Readers at SouthKnoxBubba's weblog are calling Senator Bill Frist unflattering names, based on these last two lines of the Associated Press story about his trip to Sri Lanka:
Just before his helicopter lifted off, Frist and aides took snapshots of each other near a pile of tsunami debris.
``Get some devastation in the back,'' Frist told a photographer.
The AP story also suggests that although the Red Cross is doing wonderful
relief work, a clinic Frist visited was only set up a few hours before
they arrived, while Muslim community groups were getting less credit
for their efforts.
Unrelated story (but I'll explain the juxtaposition in a minute): An Asheville Citizen-Times
editorial is railing against "fake news" paid for by the Bush
administration to promote its policies, after pundit Armstrong Williams
admitted to a $240,000 contract to push the No Child Left Behind
program, and a government study called some video news releases "covert propaganda."
The (Armstrong) deal was part of an arrangement with the Ketchum public
relations firm, which among other things has produced fake new reports
("video news releases") for distribution to local television stations
to pitch its Medicare drug prescription plan. Another recently disclosed "news report'' by the Office of National
Drug Control Policy featured a pitch called "Urging Parents to Get the
Facts Straight on Teen Marijuana Use,'' by "reporter'' Mike Morris. The
Medicare and drug pieces were distributed for use by local television
stations, which is fine. They didn't disclose that they were
essentially government press releases.
"Public relations should be labeled as such, not hidden as legitimate reporting," the editorial says.
However, if stories based on press releases were printed in green
ink, some small newspapers would look like big dollar bills. The difference at better-quality papers
is the "gatekeeping" judgment of the editors who decide which handouts
are worth a story and the reporters who decide how much original reporting to add, or
whether there's an untold -- or "unspun" -- side to the story.
Maybe that's why the AP reporter covering Frist mentioned the Muslim
man's critique of the Red Cross and closed with that "devastation"
quote from the senator. The story had more sides. In print and on the Web, there was room for
that kind of juxtaposition. And he did leave the photo-posing anecdote for the very end, even if a left-leaning blogger was waiting to point it out.
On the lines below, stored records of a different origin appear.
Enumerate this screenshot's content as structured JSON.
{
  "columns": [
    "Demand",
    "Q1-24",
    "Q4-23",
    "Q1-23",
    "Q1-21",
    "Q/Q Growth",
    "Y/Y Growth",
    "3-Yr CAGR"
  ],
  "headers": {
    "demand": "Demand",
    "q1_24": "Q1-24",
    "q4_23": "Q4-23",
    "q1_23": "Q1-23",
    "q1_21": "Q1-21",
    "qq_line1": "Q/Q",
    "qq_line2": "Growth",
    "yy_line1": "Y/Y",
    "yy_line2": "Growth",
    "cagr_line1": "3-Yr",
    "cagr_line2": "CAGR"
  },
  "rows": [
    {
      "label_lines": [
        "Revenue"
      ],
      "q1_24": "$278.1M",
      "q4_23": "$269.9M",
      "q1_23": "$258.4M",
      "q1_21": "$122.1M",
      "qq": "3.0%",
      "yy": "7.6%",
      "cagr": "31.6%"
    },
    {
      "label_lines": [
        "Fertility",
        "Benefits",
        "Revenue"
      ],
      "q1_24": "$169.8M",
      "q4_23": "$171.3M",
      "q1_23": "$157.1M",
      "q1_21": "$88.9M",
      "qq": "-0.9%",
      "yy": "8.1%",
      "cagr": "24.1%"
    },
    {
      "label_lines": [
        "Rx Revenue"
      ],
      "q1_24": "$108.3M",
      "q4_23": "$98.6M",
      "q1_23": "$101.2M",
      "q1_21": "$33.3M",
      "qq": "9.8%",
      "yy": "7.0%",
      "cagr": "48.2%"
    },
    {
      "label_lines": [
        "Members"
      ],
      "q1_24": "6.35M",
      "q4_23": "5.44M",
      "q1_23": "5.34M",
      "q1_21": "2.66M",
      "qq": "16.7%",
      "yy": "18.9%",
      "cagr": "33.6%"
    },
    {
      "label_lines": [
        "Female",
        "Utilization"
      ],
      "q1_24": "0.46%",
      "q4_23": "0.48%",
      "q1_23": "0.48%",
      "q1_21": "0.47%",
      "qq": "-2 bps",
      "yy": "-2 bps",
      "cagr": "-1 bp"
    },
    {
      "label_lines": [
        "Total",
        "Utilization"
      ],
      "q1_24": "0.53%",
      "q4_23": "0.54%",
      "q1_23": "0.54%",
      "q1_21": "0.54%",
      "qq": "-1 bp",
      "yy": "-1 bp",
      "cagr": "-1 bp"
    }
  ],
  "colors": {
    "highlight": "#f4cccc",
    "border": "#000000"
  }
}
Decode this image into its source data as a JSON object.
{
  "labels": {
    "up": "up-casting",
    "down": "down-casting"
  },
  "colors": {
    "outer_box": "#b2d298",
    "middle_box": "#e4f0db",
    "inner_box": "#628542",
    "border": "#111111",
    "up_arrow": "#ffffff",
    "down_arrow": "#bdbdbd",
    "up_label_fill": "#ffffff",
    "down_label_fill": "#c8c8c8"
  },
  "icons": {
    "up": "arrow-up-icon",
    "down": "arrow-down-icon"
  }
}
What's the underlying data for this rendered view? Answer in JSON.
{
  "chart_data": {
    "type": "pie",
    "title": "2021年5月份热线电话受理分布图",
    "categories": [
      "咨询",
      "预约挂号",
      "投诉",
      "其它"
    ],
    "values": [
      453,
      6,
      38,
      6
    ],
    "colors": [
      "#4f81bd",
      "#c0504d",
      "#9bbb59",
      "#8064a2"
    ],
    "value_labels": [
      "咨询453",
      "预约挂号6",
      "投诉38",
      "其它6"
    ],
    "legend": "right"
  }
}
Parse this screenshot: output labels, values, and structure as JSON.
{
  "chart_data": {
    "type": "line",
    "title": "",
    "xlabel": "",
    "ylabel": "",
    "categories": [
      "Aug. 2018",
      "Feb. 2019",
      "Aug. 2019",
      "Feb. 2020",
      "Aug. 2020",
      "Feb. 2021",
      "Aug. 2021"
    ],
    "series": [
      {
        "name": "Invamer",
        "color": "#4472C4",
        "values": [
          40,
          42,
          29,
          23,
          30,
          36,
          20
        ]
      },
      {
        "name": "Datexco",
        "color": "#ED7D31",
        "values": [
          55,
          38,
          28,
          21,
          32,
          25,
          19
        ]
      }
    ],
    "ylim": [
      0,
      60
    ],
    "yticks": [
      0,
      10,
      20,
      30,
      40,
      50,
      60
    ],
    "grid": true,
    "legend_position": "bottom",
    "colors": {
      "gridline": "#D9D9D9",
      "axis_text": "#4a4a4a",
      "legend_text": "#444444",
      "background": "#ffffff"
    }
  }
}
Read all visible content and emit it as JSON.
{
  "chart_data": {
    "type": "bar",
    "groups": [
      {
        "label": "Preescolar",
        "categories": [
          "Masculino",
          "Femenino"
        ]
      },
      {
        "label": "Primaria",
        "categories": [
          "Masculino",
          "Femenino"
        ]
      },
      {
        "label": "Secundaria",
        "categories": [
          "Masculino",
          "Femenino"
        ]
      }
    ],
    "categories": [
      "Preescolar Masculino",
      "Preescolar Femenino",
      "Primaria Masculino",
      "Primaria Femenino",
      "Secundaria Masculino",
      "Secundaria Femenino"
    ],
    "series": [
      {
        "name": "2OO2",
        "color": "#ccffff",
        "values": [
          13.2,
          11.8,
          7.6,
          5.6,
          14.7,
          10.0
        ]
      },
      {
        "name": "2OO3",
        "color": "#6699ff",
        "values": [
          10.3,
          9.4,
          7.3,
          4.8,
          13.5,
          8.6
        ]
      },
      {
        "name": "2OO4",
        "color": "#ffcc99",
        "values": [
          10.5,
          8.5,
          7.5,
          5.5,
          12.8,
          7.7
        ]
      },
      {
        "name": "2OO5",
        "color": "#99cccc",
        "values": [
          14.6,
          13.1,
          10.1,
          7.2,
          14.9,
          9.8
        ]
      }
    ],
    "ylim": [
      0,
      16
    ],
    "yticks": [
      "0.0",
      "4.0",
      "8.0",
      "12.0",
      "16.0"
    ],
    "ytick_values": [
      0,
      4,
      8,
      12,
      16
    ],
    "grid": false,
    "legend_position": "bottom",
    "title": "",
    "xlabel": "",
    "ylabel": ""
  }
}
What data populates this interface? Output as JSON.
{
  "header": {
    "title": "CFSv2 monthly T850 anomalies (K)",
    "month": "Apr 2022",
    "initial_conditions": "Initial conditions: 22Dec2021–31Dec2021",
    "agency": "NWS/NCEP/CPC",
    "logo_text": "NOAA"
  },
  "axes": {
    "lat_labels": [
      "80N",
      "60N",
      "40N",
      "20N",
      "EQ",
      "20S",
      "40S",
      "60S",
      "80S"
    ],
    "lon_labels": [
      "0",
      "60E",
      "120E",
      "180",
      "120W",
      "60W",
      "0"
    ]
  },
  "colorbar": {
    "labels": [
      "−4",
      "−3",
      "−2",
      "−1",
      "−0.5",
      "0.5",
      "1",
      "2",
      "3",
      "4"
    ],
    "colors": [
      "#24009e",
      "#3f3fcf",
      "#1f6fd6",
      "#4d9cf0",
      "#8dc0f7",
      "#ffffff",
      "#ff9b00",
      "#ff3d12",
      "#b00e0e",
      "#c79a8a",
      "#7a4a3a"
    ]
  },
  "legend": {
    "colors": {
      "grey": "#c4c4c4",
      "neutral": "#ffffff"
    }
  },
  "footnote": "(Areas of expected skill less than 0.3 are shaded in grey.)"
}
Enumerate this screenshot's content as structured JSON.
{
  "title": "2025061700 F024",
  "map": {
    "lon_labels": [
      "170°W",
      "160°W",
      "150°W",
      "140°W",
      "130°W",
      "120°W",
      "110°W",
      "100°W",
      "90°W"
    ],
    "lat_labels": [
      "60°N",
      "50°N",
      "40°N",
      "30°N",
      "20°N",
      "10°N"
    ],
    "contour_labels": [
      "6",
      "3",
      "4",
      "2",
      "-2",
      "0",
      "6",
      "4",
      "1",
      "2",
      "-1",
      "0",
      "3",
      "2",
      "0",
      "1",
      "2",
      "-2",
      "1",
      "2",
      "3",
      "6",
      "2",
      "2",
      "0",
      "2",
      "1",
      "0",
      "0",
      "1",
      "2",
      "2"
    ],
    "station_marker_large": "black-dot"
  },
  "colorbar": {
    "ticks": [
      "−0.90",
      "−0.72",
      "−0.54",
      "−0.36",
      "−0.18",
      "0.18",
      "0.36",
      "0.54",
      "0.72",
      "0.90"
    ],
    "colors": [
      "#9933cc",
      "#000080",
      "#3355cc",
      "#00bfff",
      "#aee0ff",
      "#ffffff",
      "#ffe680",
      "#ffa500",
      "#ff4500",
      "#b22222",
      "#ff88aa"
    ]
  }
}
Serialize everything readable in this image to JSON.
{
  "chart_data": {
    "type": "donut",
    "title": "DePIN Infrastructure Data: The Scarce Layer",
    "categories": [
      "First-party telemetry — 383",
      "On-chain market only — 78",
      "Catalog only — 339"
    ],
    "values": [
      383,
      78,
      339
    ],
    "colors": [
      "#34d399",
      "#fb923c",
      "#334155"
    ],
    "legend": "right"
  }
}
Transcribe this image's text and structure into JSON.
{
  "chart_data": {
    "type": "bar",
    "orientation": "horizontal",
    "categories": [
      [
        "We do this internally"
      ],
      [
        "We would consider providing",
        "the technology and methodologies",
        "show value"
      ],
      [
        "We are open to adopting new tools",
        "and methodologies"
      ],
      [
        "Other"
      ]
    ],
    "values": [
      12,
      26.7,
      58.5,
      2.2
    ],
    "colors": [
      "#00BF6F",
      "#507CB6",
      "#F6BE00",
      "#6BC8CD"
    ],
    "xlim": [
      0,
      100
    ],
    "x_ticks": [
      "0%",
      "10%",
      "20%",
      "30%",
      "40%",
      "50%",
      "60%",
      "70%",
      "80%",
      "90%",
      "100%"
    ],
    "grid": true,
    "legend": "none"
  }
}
Other media outlets (including television) had less room or gave Frist more benefit of the doubt; some even carried an op-ed report by his aide with much more detail, including names of corporations that donated relief supplies.
Television's answer to the op-ed page is the "infomercial" and its
subtle "video news release" cousins. Whether in canned or uncanned
coverage,
TV viewers can't escape being bombarded with set-up symbolic images
conveying a feeling more than information.
Sometimes I think that if they banned every politician's photograph
posed in front of a disaster scene -- or an American flag -- we'd all
be watching blank screens.
The U.S. General Accounting Office has drawn the line on some prepackaged news, calling it "covert propaganda." Here's the Washington Post report on the GAO investigation of those Medicare benefit and anti drug abuse campaigns.
As for Armstrong Williams, Tribune Media Services has cancelled his column, and he told USA Today that the criticism of his relationship with the Department of Education is "legitimate":
"It's a fine line," he told The Associated Press on Friday. "Even
though I'm not a journalist -- I'm a commentator -- I feel I should be
held to the media ethics standard. My judgment was not the best. I
wouldn't do it again, and I learned from it."
That "I'm not a journalist" admission reminds me of the old ad with a
man in a white coat saying, "I'm not a doctor, but I play one on
television..." It also reminds me of professor David Mindich's story about one of
his students shocking him with the phrase, "journalists like David
Letterman..."
Journalists, commentators, publicists, bloggers... we'll do a
lot of talking about defining those roles during this semester's news
writing courses, and these links should come in handy.